Today I boarded the bus with the medical team bound for a small, remote village called Nuevo Concepcion. As we traveled three and a half hours through the countryside, I felt like a little girl taking her first trip to Disney World. I nearly got whiplash trying to take all of the scenery in. As I looked out of the windows on both sides of the bus, I saw mountains, volcanoes and lush fields. In this part of Guatemala, farmers grow coconut, bananas, pineapples, and coffee beans. They have so many natural resources.
We could feel the temperature climbing as we got closer to the village. It was 110 degrees there. As we pulled up to the small village medical clinic, a small crowd had already gathered. They were waiting on us. I stood in the distance taking it all in. There were people of all ages, from the tiniest babies to the elderly. They all stood in the scorching heat waiting for their chance to be seen by the doctor.
The older that I get, the more I realize how small the world is. In the crowd of people waiting at the clinic, I literally bumped into a stranger from Georgia. I backed into him as a I stood on the porch. I apologized and made small talk in the broken Spanish language that I know. I was so relieved when he responded in English.
He thought that I was a doctor. I quickly told him that I was not a doctor. Then I explained that I was a journalist from America working this week with the mission. I told him about the great people from the Savannah area who were there to take care of him and the other people in the village. He then told me that he lived in Douglas, Georgia, for three years working and sending money back to his family who lived in this village. He had recently moved back home to Nuevo Concepcion. He was so grateful to the volunteers for coming to his village to treat the sick.

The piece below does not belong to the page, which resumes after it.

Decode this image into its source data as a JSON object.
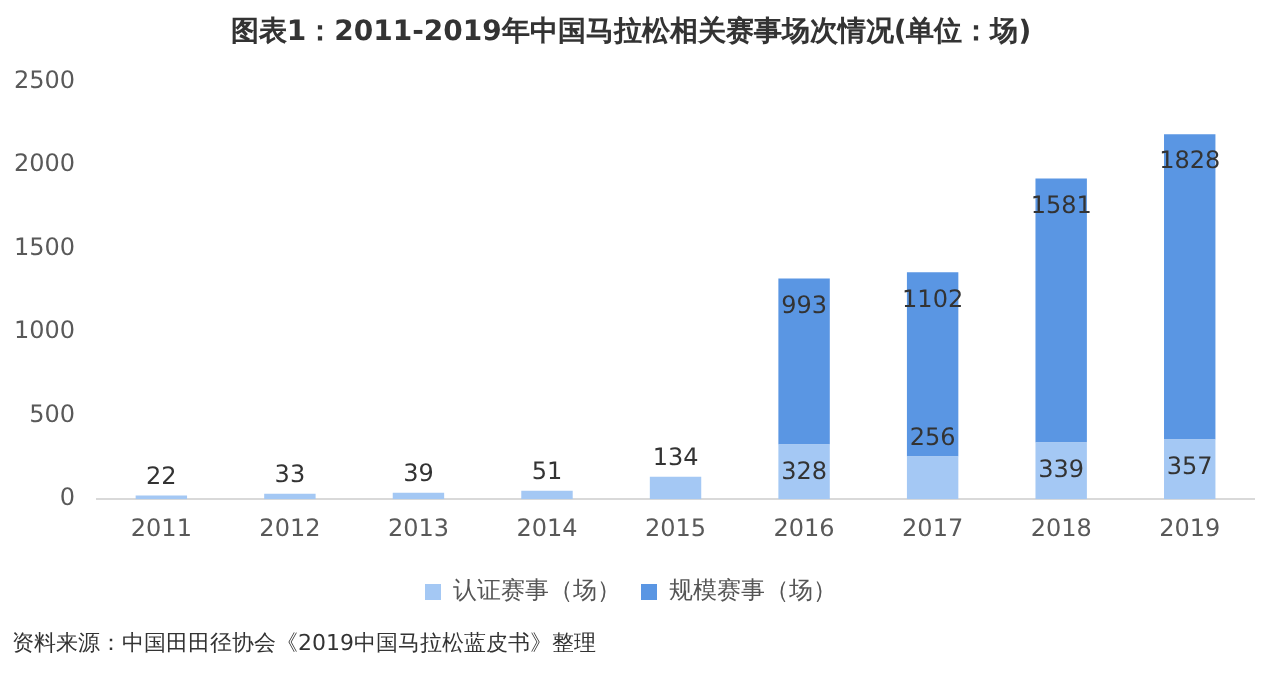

I cannot believe that I came all the way to Guatemala to bump into this kind man who had once lived less than an hour from me. I truly believe as citizens of the world we are connected. We just have to know where to look or who to bump into.
The medical team in the village worked very hard. They and the surgical teams have truly answered a higher calling. Each one is making a tremendous sacrifice to be here.
The days are long and physically challenging. We begin as early as 5am and many nights the last group of volunteers do not get in until nearly 9pm, just to do it all over again the next day. While you can see that they are worn out from their body language and the look on their faces, especially during our 5am devotion, I have never heard any of them complain. In fact, their conversations are about how they can do more to help the people of Guatemala.
I believe that is unconditional love and it is what Valentine's Day and every day should be about. We should find ways to show our love to not only our family members, but also extend our love to those in need.